Tutuklanan Hatice Özalp’in 150 sayfalık ifadesinin ardından müvekkili Serkan Çelik’in olayla ilgisinin olmadığının bir kez daha tescillendiğini aktaran avukatı Cengiz Varol, eski banka müdürü Özalp’in her şeyi samimi bir şekilde itiraf ettiğini ancak müvekkilinin tüm itirazlara rağmen halen tutukluluğunun devam ettiğini anlattı.
Soruşturma aşamasında müvekkilinin mal varlığına el konulabilmesi için mutlaka Mali Suçları Araştırma Kurulu’nca (MASAK) bir rapor hazırlanmış olması gerektiğini savunan avukat Varol, “Dosyada böyle bir rapor yok. Direk olarak şikayetçi olan yok. Tüm işlerler fatura ve belgeli. MASAK’ta eskiden görev yapmış uzman ekibe 1 haftadır dosyaya sunulan belgeler şirket resmi defterleri faturalar ve banka kayıtları üzerinde yaptırdığımız özel inceleme sonucu verilen uzman mütalaasında en ufak bir usulsüzlük tespiti yok.
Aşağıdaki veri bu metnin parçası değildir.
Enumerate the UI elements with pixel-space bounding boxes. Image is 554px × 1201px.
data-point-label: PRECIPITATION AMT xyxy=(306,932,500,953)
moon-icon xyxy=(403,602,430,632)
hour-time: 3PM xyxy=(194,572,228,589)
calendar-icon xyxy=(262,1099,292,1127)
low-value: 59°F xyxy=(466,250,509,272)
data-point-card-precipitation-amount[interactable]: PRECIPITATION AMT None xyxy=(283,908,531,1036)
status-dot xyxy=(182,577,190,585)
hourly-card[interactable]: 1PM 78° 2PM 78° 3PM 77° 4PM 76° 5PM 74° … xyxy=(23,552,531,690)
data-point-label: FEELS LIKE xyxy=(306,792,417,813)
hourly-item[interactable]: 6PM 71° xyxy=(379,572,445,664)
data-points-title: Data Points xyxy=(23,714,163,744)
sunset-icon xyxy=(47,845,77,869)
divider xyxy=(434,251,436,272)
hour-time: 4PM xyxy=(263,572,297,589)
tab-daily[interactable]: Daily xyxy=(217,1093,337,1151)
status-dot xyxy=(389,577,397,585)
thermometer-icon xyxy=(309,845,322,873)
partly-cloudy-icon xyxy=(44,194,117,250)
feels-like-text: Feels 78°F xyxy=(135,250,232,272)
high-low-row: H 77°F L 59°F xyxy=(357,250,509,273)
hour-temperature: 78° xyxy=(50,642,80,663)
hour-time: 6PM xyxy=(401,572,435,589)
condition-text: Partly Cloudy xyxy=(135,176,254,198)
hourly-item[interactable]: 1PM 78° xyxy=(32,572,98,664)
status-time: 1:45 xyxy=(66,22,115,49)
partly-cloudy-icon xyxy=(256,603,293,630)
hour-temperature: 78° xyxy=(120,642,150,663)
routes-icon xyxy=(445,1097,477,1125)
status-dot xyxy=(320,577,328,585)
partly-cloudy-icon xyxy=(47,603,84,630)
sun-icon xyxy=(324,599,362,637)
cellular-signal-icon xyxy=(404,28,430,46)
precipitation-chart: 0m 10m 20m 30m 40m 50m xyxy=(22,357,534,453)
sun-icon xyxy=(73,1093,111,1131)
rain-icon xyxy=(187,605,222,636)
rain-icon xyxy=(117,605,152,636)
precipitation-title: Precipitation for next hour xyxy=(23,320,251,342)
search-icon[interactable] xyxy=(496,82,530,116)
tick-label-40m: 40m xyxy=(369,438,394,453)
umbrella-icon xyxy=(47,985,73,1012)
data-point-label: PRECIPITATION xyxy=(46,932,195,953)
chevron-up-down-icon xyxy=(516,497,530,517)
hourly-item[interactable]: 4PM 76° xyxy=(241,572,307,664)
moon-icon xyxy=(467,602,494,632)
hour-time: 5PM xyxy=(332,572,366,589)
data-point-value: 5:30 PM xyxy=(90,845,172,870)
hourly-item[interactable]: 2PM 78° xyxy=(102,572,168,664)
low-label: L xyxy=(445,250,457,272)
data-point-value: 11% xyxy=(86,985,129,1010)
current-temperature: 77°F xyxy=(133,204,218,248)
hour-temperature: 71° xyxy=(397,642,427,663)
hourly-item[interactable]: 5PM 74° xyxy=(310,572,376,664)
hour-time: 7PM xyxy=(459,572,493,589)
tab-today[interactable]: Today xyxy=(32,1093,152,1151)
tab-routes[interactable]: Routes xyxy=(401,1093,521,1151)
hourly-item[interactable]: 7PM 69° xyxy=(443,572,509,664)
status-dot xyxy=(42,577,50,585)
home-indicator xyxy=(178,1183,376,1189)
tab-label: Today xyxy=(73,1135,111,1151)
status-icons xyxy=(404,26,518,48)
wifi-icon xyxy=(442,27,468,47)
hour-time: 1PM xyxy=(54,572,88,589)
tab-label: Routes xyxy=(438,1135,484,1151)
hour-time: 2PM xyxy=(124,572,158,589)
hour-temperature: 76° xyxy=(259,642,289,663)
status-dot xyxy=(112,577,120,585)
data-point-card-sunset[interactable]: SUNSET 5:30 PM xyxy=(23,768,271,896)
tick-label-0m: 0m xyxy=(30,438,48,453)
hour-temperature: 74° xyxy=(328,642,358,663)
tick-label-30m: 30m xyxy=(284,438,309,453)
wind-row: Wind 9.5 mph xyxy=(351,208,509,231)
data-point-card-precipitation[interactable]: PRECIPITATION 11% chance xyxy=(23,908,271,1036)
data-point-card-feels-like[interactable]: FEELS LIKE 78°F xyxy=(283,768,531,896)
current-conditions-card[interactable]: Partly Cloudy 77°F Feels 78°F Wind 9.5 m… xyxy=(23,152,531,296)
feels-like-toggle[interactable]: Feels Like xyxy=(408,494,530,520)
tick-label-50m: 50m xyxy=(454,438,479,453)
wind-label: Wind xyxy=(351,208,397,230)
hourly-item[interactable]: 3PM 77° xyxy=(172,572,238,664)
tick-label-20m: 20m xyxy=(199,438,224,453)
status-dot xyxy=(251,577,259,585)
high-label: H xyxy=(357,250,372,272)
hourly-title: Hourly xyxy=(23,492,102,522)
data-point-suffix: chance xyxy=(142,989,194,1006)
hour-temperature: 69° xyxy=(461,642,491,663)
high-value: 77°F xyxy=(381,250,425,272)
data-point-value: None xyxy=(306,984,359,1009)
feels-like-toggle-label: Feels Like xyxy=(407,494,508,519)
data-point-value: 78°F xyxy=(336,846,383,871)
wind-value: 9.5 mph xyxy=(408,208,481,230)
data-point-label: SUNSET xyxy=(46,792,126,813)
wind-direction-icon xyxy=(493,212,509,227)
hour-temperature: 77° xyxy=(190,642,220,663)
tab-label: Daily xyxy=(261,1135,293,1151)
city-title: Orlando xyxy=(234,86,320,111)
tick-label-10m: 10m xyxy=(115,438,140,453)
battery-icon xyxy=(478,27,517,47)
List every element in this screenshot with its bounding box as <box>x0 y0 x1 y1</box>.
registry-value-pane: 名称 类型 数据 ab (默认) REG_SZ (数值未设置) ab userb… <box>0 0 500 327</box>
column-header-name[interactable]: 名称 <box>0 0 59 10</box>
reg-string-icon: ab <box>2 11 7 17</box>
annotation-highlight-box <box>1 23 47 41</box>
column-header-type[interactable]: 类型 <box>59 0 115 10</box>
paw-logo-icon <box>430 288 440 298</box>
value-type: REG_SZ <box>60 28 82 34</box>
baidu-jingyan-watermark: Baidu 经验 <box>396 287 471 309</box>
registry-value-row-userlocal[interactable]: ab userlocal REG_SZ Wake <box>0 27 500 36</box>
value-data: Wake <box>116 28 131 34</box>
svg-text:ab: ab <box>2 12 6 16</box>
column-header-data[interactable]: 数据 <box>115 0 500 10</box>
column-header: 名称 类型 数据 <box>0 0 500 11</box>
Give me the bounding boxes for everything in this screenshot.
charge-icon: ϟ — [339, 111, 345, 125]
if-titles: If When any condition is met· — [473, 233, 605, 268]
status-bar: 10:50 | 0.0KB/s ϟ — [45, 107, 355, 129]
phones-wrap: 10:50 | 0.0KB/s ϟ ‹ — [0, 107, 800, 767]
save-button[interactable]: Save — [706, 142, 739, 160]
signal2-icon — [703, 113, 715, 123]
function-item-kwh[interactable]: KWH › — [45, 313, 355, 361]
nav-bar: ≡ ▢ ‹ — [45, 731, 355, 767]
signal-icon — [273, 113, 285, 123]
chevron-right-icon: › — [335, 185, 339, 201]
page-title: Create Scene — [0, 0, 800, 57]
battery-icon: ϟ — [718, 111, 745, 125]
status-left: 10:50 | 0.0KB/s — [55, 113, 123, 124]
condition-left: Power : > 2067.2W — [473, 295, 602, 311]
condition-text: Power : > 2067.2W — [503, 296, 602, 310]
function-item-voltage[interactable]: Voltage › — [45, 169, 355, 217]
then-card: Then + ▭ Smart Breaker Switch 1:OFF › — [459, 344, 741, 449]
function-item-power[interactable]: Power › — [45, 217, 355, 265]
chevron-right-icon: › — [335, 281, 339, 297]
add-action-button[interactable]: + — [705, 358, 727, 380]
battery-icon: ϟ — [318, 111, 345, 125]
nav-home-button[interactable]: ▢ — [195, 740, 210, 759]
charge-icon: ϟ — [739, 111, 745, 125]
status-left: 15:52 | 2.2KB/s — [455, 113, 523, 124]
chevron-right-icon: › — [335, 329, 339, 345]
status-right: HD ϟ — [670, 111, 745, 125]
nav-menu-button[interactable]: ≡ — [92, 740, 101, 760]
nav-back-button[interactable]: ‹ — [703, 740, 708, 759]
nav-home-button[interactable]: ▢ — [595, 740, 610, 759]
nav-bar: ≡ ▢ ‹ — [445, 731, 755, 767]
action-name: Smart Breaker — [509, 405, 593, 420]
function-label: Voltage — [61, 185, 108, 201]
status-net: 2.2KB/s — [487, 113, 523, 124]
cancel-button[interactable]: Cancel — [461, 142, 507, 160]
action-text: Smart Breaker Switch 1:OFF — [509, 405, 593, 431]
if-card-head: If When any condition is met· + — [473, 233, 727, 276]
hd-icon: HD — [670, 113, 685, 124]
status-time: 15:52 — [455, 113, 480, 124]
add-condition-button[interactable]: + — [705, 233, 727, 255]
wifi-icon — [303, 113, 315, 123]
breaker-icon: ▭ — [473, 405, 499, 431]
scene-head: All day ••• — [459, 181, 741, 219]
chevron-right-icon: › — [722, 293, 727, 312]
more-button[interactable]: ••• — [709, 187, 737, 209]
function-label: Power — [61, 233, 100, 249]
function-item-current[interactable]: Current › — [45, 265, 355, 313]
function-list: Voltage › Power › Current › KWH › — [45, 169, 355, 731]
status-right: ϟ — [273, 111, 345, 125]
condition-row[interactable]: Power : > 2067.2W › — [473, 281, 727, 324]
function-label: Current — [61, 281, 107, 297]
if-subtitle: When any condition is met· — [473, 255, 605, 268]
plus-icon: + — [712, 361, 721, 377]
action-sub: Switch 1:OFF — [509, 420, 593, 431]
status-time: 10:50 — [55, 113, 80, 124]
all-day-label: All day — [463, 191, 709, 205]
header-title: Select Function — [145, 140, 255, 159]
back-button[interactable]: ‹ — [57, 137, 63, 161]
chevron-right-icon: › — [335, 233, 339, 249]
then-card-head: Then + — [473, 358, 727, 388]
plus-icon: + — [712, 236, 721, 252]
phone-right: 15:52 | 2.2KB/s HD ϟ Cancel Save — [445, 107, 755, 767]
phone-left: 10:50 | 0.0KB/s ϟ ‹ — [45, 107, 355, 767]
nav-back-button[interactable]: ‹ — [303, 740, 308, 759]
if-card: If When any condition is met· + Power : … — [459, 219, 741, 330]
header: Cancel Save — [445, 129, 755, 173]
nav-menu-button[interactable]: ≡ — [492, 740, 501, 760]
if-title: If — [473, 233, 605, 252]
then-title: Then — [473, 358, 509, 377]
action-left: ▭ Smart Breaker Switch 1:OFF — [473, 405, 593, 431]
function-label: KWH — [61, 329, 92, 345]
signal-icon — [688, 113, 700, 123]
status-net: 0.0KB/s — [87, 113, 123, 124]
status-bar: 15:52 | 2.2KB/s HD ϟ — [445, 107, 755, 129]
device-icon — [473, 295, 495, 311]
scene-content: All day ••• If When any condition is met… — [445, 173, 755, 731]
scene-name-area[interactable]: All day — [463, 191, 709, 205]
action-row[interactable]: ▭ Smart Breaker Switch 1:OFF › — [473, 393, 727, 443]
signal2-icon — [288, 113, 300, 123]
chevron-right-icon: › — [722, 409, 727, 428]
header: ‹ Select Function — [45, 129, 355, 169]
Müvekkil aleyhine ifade veren bir tanık veya suçlu olduğunu gösteren en ufak makul şüphe dahi yok. Soruşturma tamamen hissiyat üzerine yürüyor. Sürekli ölmek istediğini ifade eden birinin bu ruh haliyle birini koruduğu ya da aklamaya çalıştığını düşünmek en basit tabir ile vicdanları yaralar. Gerekli şikayet hazırlıklarımızı yapıyoruz. İnsan özgürlüğü ve itibari bu kadar kolay heba edilemez. Zaman geçtikçe müvekkilin bozulan ticari hayatının ve uğradığı zararın boyutu telafi edilmez hale gelecek. Buna müsaade edilmemelidir, ettirmeyeceğiz” diye konuştu.